Die Soundobjekte erstellen
Nun geht es daran, die einzelnen Soundobjekte zu erstellen. In der DirectSound-Terminologie werden diese allerdings
SoundBuffer genannt. Jeder Soundbuffer steht dabei für einen im WAV-Format vorliegenden Sound, der den abzuspielenden
Sound enthält - und damit unabhängig von anderen Sounds abgespielt werden kann. Zu Beginn eines Programms können mehrere dieser
Buffer für die unterschiedlichsten Soundsituationen wie Explosionen, Kollisionen etc. erzeugt werden, um später bei Bedarf abgespielt
zu werden. Visual-Basic-Programmierer genießen dabei ein besonders komfortables Dasein,
denn sie können auf die Methode CreateSoundBufferFromFile zurückgreifen. Diese Methode akzeptiert den Dateinamen einer
WAV-Datei, die den abzuspielenden Sound enthält. Darüber hinaus müssen
zwei weitere Parameter übergeben werden, die zum einen die Fähigkeiten des zu erzeugenden Soundbuffers festlegen, zum anderen aber
das Format des abzuspielenden Sounds bestimmen:
Dim dsbuffer As _
DirectSoundBuffer
Dim bufferDesc As DSBUFFERDESC
Dim waveFormat As _
WAVEFORMATEX
bufferDesc.lFlags = DSBCAPS
CTRLFREQUENCY Or DSBCAPS
CTRLPAN Or DSBCAPS_
CTRLVOLUME Or DSBCAPS_STATIC
waveFormat.nFormatTag = _
WAVE_FORMAT_PCM
waveFormat.nChannels = 2
waveFormat.lSamplesPerSec _
= 22050
waveFormat.nBitsPerSample = 16
waveFormat.nBlockAlign = _
waveFormat.nBitsPerSample _
/ 8 * waveFormat.nChannels
waveFormat.lAvgBytesPerSec _
= waveFormat.lSamplesPerSec * _
waveFormat.nBlockAlign
Set dsbuffer = _
ds.CreateSoundBufferFromFile _
(App.Path & "\tutb.wav", _
bufferDesc, waveFormat)
In der DSBUFFERDESC-Struktur werden die vom Soundbuffer gewünschten Fertigkeiten hinterlegt.

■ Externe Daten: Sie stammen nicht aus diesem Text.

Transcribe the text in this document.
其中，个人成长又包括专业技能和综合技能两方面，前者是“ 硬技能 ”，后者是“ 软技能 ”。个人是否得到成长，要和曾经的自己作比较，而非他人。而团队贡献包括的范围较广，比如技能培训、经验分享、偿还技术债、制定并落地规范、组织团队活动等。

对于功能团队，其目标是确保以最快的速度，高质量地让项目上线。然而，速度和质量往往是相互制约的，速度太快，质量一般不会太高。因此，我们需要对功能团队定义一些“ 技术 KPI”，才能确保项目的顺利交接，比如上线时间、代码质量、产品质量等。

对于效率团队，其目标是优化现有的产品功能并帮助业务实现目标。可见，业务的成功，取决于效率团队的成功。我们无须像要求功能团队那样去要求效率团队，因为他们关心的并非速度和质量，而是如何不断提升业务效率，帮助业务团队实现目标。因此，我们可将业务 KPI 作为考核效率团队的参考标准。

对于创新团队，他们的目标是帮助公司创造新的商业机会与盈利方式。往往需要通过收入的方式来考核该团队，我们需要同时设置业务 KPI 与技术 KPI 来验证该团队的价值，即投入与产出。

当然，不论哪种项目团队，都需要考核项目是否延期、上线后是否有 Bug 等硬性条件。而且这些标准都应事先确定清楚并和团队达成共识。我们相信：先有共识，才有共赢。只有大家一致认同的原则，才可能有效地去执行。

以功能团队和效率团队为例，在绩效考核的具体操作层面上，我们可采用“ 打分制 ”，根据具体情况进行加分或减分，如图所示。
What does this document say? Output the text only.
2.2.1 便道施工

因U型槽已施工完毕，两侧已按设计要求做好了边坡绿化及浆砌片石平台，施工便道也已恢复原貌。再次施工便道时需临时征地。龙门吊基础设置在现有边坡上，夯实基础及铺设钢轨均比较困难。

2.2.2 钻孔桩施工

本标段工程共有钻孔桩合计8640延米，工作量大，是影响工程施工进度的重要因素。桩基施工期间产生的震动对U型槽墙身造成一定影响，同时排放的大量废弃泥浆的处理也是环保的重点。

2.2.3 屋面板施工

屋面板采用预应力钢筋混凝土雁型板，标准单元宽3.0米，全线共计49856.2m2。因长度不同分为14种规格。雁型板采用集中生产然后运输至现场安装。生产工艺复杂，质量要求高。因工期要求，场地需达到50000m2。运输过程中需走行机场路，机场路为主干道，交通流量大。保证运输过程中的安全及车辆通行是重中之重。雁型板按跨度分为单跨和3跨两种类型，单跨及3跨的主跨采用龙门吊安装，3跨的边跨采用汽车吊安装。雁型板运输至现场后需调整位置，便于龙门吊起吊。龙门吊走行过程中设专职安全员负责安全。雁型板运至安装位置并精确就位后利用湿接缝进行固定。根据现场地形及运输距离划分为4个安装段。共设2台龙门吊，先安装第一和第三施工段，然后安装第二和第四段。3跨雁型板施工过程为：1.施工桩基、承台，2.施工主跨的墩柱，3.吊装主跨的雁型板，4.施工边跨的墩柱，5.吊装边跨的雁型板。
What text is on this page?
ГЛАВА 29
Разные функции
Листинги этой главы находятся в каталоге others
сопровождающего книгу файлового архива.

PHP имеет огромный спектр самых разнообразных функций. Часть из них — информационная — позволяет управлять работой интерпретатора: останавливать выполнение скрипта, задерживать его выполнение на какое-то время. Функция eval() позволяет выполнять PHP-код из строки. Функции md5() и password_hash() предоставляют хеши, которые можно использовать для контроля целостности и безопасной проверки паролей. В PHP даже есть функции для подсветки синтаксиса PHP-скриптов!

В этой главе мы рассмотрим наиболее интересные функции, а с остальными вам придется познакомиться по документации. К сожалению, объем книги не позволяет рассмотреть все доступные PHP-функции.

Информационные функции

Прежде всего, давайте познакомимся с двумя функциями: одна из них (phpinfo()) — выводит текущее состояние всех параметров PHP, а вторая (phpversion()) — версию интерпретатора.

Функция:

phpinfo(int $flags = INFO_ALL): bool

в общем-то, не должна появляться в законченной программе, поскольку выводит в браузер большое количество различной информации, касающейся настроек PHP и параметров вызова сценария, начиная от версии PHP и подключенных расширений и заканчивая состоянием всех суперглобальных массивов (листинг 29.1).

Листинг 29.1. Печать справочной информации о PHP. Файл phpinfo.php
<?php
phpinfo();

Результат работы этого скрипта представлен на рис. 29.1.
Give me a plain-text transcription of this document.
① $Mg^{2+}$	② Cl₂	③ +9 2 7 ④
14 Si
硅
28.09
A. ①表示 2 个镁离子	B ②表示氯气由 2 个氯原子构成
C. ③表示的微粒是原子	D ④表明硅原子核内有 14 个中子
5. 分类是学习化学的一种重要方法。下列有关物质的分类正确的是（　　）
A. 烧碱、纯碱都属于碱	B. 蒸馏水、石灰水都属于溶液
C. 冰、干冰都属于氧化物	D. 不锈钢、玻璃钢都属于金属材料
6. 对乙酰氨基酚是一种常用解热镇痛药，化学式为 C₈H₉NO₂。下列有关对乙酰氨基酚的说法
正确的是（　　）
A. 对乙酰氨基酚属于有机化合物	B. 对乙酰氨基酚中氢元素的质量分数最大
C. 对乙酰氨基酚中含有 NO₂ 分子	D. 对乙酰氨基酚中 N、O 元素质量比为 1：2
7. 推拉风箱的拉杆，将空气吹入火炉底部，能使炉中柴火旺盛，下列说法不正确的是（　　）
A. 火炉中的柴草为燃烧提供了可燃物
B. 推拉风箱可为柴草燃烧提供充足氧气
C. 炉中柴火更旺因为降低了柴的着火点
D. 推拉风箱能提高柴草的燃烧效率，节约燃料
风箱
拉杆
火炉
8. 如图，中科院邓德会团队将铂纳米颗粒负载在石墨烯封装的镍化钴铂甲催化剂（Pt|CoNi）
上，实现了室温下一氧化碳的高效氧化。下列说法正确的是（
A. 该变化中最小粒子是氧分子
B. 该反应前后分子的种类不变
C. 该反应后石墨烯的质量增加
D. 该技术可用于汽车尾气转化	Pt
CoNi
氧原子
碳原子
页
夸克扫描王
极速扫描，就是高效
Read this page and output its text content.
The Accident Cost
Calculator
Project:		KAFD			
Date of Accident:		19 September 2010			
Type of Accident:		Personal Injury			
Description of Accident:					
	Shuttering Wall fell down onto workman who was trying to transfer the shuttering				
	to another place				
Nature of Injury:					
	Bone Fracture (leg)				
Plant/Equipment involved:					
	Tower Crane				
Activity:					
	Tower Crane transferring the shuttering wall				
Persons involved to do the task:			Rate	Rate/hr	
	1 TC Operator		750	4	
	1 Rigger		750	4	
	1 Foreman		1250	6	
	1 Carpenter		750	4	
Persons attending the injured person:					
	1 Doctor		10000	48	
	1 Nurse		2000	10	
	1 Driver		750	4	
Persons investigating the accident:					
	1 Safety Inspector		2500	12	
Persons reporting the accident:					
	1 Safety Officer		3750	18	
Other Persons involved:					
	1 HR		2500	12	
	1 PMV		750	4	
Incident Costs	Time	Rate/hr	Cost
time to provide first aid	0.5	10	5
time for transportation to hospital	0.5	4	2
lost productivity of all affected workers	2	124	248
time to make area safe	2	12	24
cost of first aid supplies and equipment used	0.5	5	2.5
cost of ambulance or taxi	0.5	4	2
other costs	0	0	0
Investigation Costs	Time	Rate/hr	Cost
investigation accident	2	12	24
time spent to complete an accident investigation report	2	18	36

Dazu wird dessen
lFlags-Variable initialisiert. Durch Angabe des Flags DSBCAPS_CTRLFREQUENCY wird ein Soundbuffer erzeugt,
dessen Abspielgeschwindigkeit sich beliebig ändern lässt. Durch Angabe von DSBCAPS_CTRLPAN lässt sich das Panorama,
also die Balance bei der Ausgabe des Sounds im Soundbuffer, ändern. DSBCAPS_CTRLVOLUME bestimmt, dass sich die
Ausgabelautstärke ändern lässt, und DSBCAPS_STATIC gibt an, dass die Sounddaten im Speicher gehalten und nicht
von der Festplatte nachgeladen werden. Vor allem bei kurzen "Actionsounds" ist diese Einstellung wichtig. Neben der
DSBUFFERDESC-Struktur, die die Fertigkeiten des Soundbuffers bestimmt, muss eine WAVEFORMATEX-Struktur
initialisiert werden, die den später in den Soundbuffer zu ladenden Sound beschreibt. Im Element nFormatTag wird
dazu das Formatkennzeichen des zu verwendenden Audiokompressors verwendet. Auf einem typischen System sind üblicherweise
verschiedene Audiokompressoren wie beispielsweise der ADPCM-Kompressor und weitere installiert. Weil die Audiokompression
und Dekompression aber entweder Taktzyklen der
CPU auffrisst oder aber auf eine spezielle Unterstützung durch die
Soundkarte angewiesen ist, verwendet man im allgemeinen unkomprimierte Sounddaten,
was durch Angabe des Flags WAVE_FORMAT_PCM ausgedrückt wird.